There are several aspects to it such as making sure it’s the right staff at the victim’s location to do the examination first time, every time. So it’s not necessarily a kiosk approach, which is more automated and frontline with frontline officers because kiosks aren’t always successful.
And, you know, a lot of those phones will get submitted to DFU if the kiosk does fail. So of course that adds a delay for a victim. So we wanted to make sure it was highly-trained staff, the right staff with the right equipment and the right tools, the right training and expertise downloading that device straight away, first time, every time.
So, the principle is, we will go to the victim’s location, either home address or a local police station with the data protection notices in place, we’ll have an informed consent from that victim to access the data of relevance.

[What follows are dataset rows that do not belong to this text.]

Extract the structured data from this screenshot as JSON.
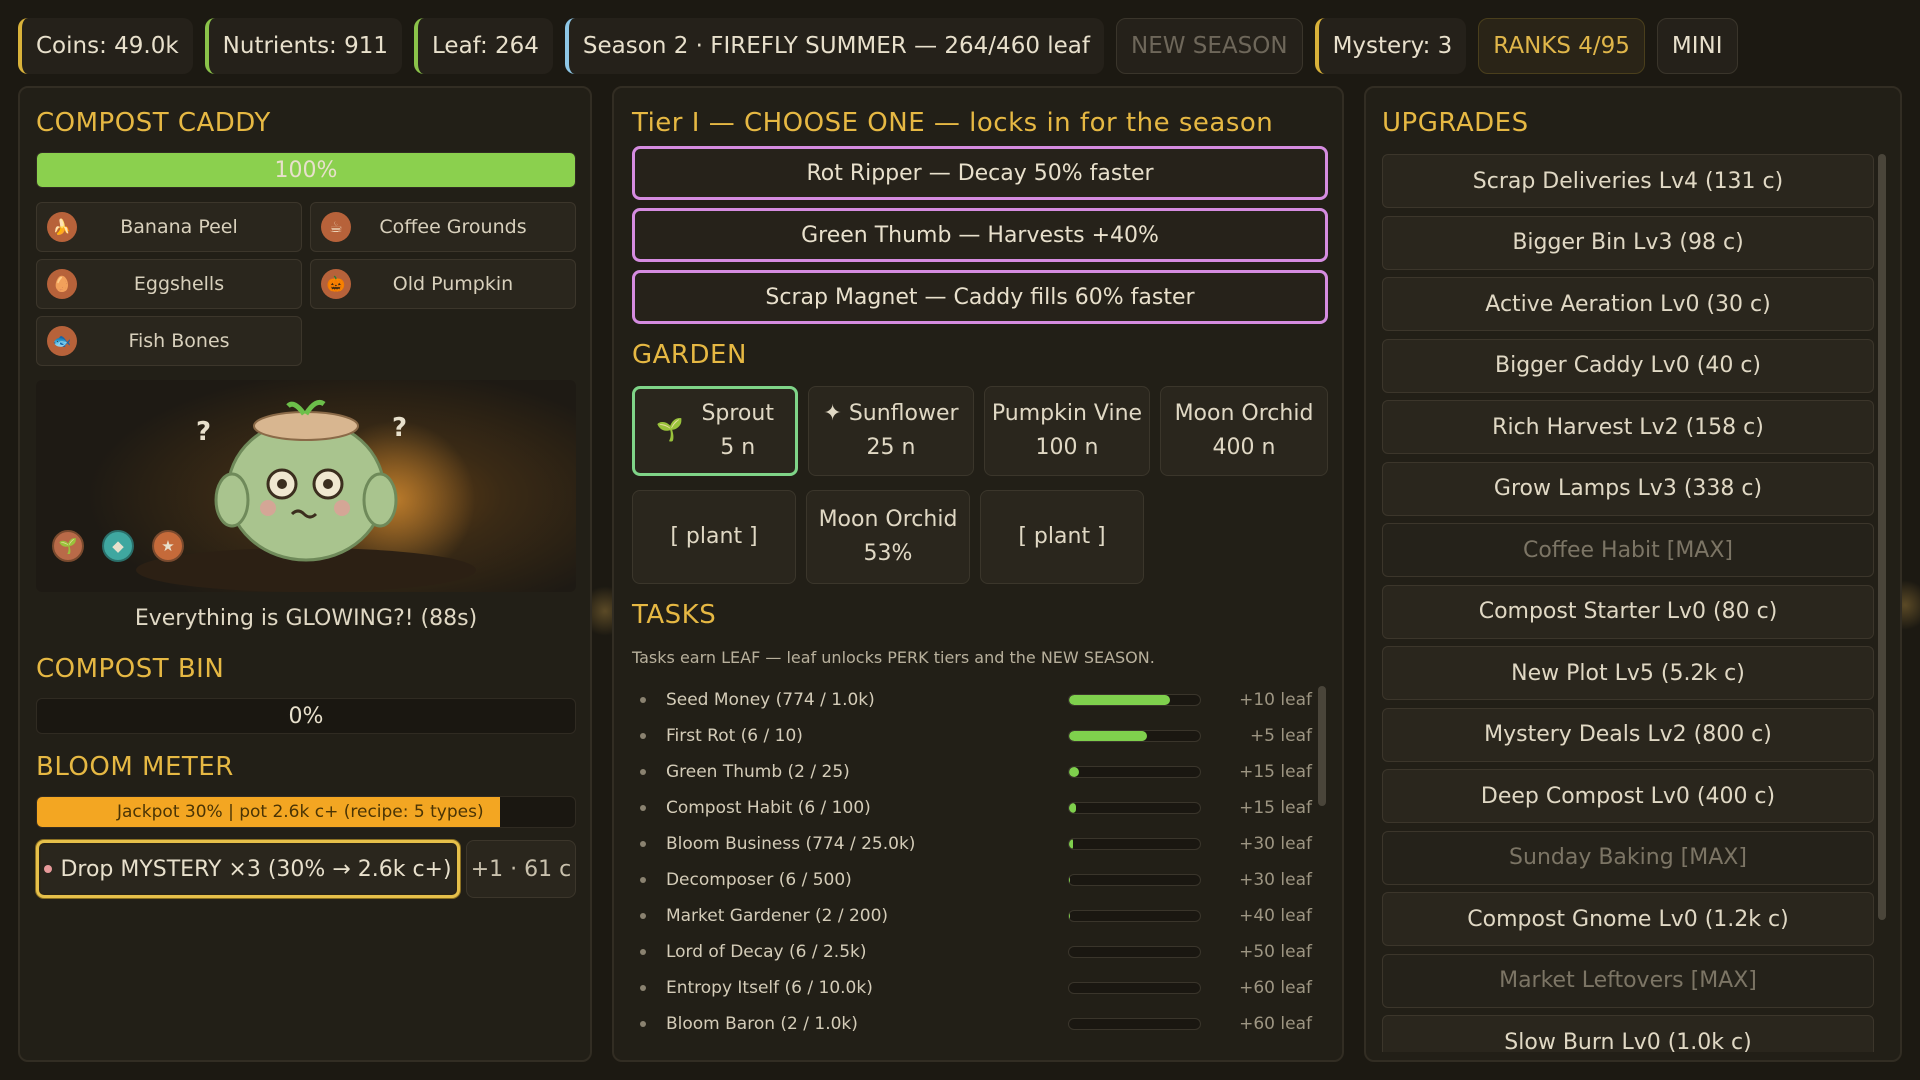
{
  "topbar": {
    "coins": "Coins: 49.0k",
    "nutrients": "Nutrients: 911",
    "leaf": "Leaf: 264",
    "season": "Season 2 · FIREFLY SUMMER — 264/460 leaf",
    "new_season": "NEW SEASON",
    "mystery": "Mystery: 3",
    "ranks": "RANKS  4/95",
    "mini": "MINI"
  },
  "caddy": {
    "title": "COMPOST CADDY",
    "progress_label": "100%",
    "progress": 1.0,
    "scraps": [
      {
        "label": "Banana Peel",
        "icon": "banana-icon",
        "glyph": "🍌"
      },
      {
        "label": "Coffee Grounds",
        "icon": "coffee-icon",
        "glyph": "☕"
      },
      {
        "label": "Eggshells",
        "icon": "egg-icon",
        "glyph": "🥚"
      },
      {
        "label": "Old Pumpkin",
        "icon": "pumpkin-icon",
        "glyph": "🎃"
      },
      {
        "label": "Fish Bones",
        "icon": "fish-icon",
        "glyph": "🐟"
      }
    ]
  },
  "scene": {
    "status": "Everything is GLOWING?! (88s)",
    "badges": [
      "seedling-badge-icon",
      "gem-badge-icon",
      "star-badge-icon"
    ]
  },
  "bin": {
    "title": "COMPOST BIN",
    "progress_label": "0%",
    "progress": 0.0
  },
  "bloom": {
    "title": "BLOOM METER",
    "meter_label": "Jackpot 30%  |  pot 2.6k c+  (recipe: 5 types)",
    "meter": 0.86,
    "drop_button": "Drop MYSTERY ×3  (30% → 2.6k c+)",
    "side_button": "+1 · 61 c"
  },
  "perks": {
    "title": "Tier I — CHOOSE ONE — locks in for the season",
    "options": [
      "Rot Ripper — Decay 50% faster",
      "Green Thumb — Harvests +40%",
      "Scrap Magnet — Caddy fills 60% faster"
    ]
  },
  "garden": {
    "title": "GARDEN",
    "seeds": [
      {
        "name": "Sprout",
        "cost": "5 n",
        "selected": true
      },
      {
        "name": "✦ Sunflower",
        "cost": "25 n"
      },
      {
        "name": "Pumpkin Vine",
        "cost": "100 n"
      },
      {
        "name": "Moon Orchid",
        "cost": "400 n"
      }
    ],
    "plots": [
      {
        "line1": "[ plant ]",
        "line2": ""
      },
      {
        "line1": "Moon Orchid",
        "line2": "53%"
      },
      {
        "line1": "[ plant ]",
        "line2": ""
      }
    ]
  },
  "tasks": {
    "title": "TASKS",
    "note": "Tasks earn LEAF — leaf unlocks PERK tiers and the NEW SEASON.",
    "items": [
      {
        "name": "Seed Money  (774 / 1.0k)",
        "progress": 0.774,
        "reward": "+10 leaf"
      },
      {
        "name": "First Rot  (6 / 10)",
        "progress": 0.6,
        "reward": "+5 leaf"
      },
      {
        "name": "Green Thumb  (2 / 25)",
        "progress": 0.08,
        "reward": "+15 leaf"
      },
      {
        "name": "Compost Habit  (6 / 100)",
        "progress": 0.06,
        "reward": "+15 leaf"
      },
      {
        "name": "Bloom Business  (774 / 25.0k)",
        "progress": 0.031,
        "reward": "+30 leaf"
      },
      {
        "name": "Decomposer  (6 / 500)",
        "progress": 0.012,
        "reward": "+30 leaf"
      },
      {
        "name": "Market Gardener  (2 / 200)",
        "progress": 0.01,
        "reward": "+40 leaf"
      },
      {
        "name": "Lord of Decay  (6 / 2.5k)",
        "progress": 0.0024,
        "reward": "+50 leaf"
      },
      {
        "name": "Entropy Itself  (6 / 10.0k)",
        "progress": 0.0006,
        "reward": "+60 leaf"
      },
      {
        "name": "Bloom Baron  (2 / 1.0k)",
        "progress": 0.002,
        "reward": "+60 leaf"
      }
    ]
  },
  "upgrades": {
    "title": "UPGRADES",
    "items": [
      {
        "label": "Scrap Deliveries  Lv4  (131 c)",
        "max": false
      },
      {
        "label": "Bigger Bin  Lv3  (98 c)",
        "max": false
      },
      {
        "label": "Active Aeration  Lv0  (30 c)",
        "max": false
      },
      {
        "label": "Bigger Caddy  Lv0  (40 c)",
        "max": false
      },
      {
        "label": "Rich Harvest  Lv2  (158 c)",
        "max": false
      },
      {
        "label": "Grow Lamps  Lv3  (338 c)",
        "max": false
      },
      {
        "label": "Coffee Habit [MAX]",
        "max": true
      },
      {
        "label": "Compost Starter  Lv0  (80 c)",
        "max": false
      },
      {
        "label": "New Plot  Lv5  (5.2k c)",
        "max": false
      },
      {
        "label": "Mystery Deals  Lv2  (800 c)",
        "max": false
      },
      {
        "label": "Deep Compost  Lv0  (400 c)",
        "max": false
      },
      {
        "label": "Sunday Baking [MAX]",
        "max": true
      },
      {
        "label": "Compost Gnome  Lv0  (1.2k c)",
        "max": false
      },
      {
        "label": "Market Leftovers [MAX]",
        "max": true
      },
      {
        "label": "Slow Burn  Lv0  (1.0k c)",
        "max": false
      }
    ]
  },
  "colors": {
    "accent": "#e6b843",
    "caddy_fill": "#8bd04e",
    "bloom_fill": "#f3a622",
    "perk_border": "#d58ce0",
    "selected_plot": "#7fd488"
  }
}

And that the evolution, the ongoing thing as well is we’ll always make sure we’re keeping our tools up to date, we’re using the right tools, we’re constantly testing the market to make sure that the tools we’re using will do something called ‘data slicing’, which I’m sure you’ve heard of with other tools where we can just access that specific data there and then, and then the victim can have their device back straight away.
Si: I mean, how are you addressing the factor that, you know, A: I mean, technology is moving on in the sense that, you know, there are a million different social networks and a new one will pop up tomorrow.
And also, you know, you’re doing a sort of a triage process on this device and saying, “Well, these are the important things.” How are you managing the risk of actually missing something because of this triage?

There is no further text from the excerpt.